Mark Scalia should have it made. He lives in a spacious Antioch home that he picked up for a song, and his son attends a brand-new school free of crime and blight. He's got a solid union delivery gig for United Parcel Service, his wife works nearby selling real estate, and no one on his block locks their car doors. But check out what he's gotta do to make it all possible.
Scalia drags himself out of bed every weekday morning at four, about three hours before his family opens their eyes. His buddy picks him up at five, and together, under the stars, they commute via Highway 4 to 242, then I-680, Highway 24, the Bay Bridge, and on to San Francisco. "I kiss my wife when I leave so she knows it's me going out the door," Scalia says. "When my kids were younger, I joke that they'd wake up on the weekends and ask, 'Mommy, who is that man sleeping next to you?'"
Typically the drive takes just an hour at that time of day, but Scalia keeps his radio tuned to the traffic report, in case some fool rear-ends a car on Highway 4 or mucks up the Caldecott Tunnel. Unless they're forced to resort to surface streets, they usually arrive at the UPS package center in San Francisco's Mission District by about six. But their shift doesn't start for two more hours, so Scalia and his colleague tip the car seats back, pull blankets over themselves when necessary, and sleep for another two hours. They could both work a standard eight hours, but there's really no point to that either; by the time they got off work at four, the bridge would already be gridlocked, and they'd be in stop-and-go for at least two hours. So instead they each work several hours of overtime and Scalia usually gets home around nine, which leaves him with maybe two hours with his wife and kids before sack time at eleven. Five hours later, the whole process starts over again.
It's a hell of a life. And it's all thanks to Bay Area Rapid Transit.
In the early '60s, when the counties of San Francisco, Alameda, and Contra Costa created the BART system, the taxpaying citizens of then-remote eastern Contra Costa County were promised that they would be first in line for any future extensions. After forty years of taxes and traffic jams, and one airport extension later, Antioch's still waiting for that BART line; even San Jose has jumped ahead of it on BART's list. Feeling some remorse for four decades of neglect and bad faith, two weeks ago BART's directors voted to give Antioch what they apparently regard as the next best thing to a BART line. It's dubbed "eBART," a diesel freight line designed to shunt commuters from Brentwood and points east to the Martinez BART station. But it will never work. And at a projected cost of $839 million, it could be the greatest boondoggle in the East Bay's history.

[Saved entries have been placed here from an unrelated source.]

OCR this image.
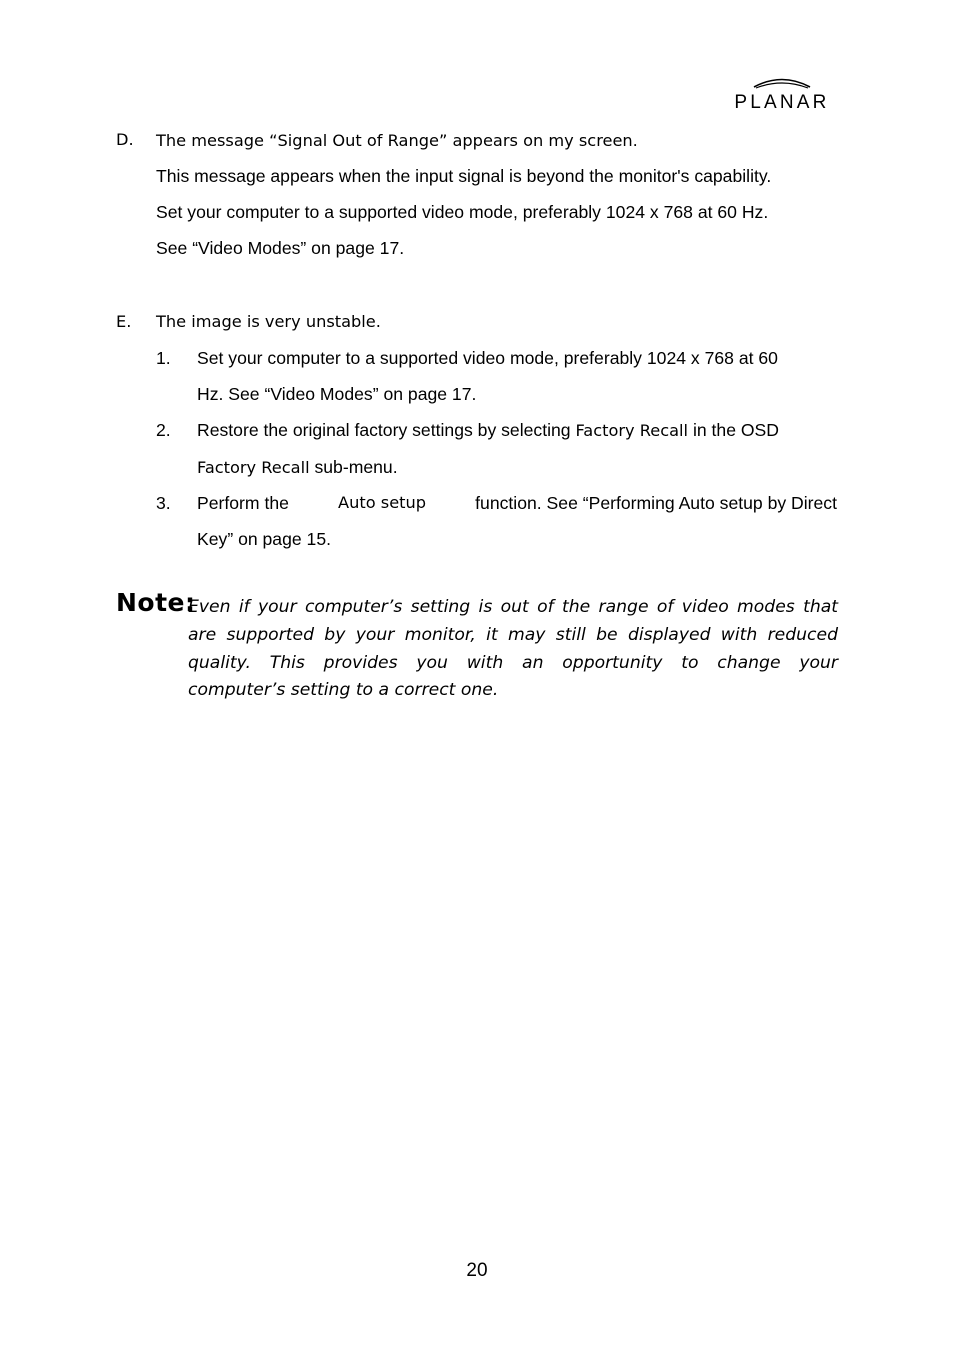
PLANAR
D. The message “Signal Out of Range” appears on my screen.
This message appears when the input signal is beyond the monitor's capability.
Set your computer to a supported video mode, preferably 1024 x 768 at 60 Hz.
See “Video Modes” on page 17.
E. The image is very unstable.
1. Set your computer to a supported video mode, preferably 1024 x 768 at 60
Hz. See “Video Modes” on page 17.
2. Restore the original factory settings by selecting Factory Recall in the OSD
Factory Recall sub-menu.
3. Perform the	Auto setup	function. See “Performing Auto setup by Direct
Key” on page 15.
Note:
Even if your computer’s setting is out of the range of video modes that
are supported by your monitor, it may still be displayed with reduced
quality. This provides you with an opportunity to change your
computer’s setting to a correct one.
20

As Eastern Contra Costa County's representative on the first BART board of directors, Nello Bianco had a ringside seat to the backroom deals that stole Antioch's birthright. He spent the next 25 years trying to get the board to live up to the promise it made to his constituents. Because construction of the BART system was exclusively financed by local taxes, supervisors from each of the three counties had to put the tax measure on the ballot. In Contra Costa County, the supes were deadlocked over whether to bring the issue to the voters. Bianco claims the mayors of San Francisco and Oakland threw a bone to the lone holdout: Get this thing on the ballot and East County would be first in line for the next new BART station.
But it was a sham, Bianco claims, a formality BART planned to ignore once it broke ground on the tracks, which originally stopped at Concord. From day one, Bianco says, the big boys at BART were headed straight for San Francisco International Airport, and the hicks in the sticks would just have to wait.
"When I got on the BART board in '69, it was obvious that they had no intention of honoring that obligation," Bianco says. "In fact, they concentrated on the extension to the airport. ... It was just more dramatic and romantic to go to the airport than to go to Pittsburg and Antioch. I never opposed the airport extension, but I said over and over that we could do both the airport and Pittsburg and Antioch. ... The people of Pittsburg and Antioch own BART -- they paid for it -- not San Mateo and Santa Clara. But the clout was with the big cities."
Bianco spent the '70s telling his story to anyone who would listen -- but no one took him seriously. Sacramento politicians couldn't believe that the East County would someday be filled with thriving cities connected to the Bay Area by a host of complex social and economic links. When they looked at Pittsburg and Antioch, all they saw was a dead military base and a bump in the road for cattle ranchers.
While East County taxpayers continued to foot the bill for stations they would never see, Bianco says, the leaders of San Mateo County cynically exploited the knowledge that BART would ultimately head to the airport as a way to get four intermediary stations on the cheap. Eventually, Bianco forced BART to accept a compromise. For every station in San Mateo County, BART also had to build one in eastern Alameda or Contra Costa counties. But the lobbying and threatened lawsuits took so many years that BART missed a golden opportunity. Back in the '70s, the federal government was handing out millions of dollars in transportation subsidies, and the cost of extending the BART lines was a mere $25 million per mile. Now, the feds are nowhere in sight, and the cost of construction has swelled to at least $100 million per mile.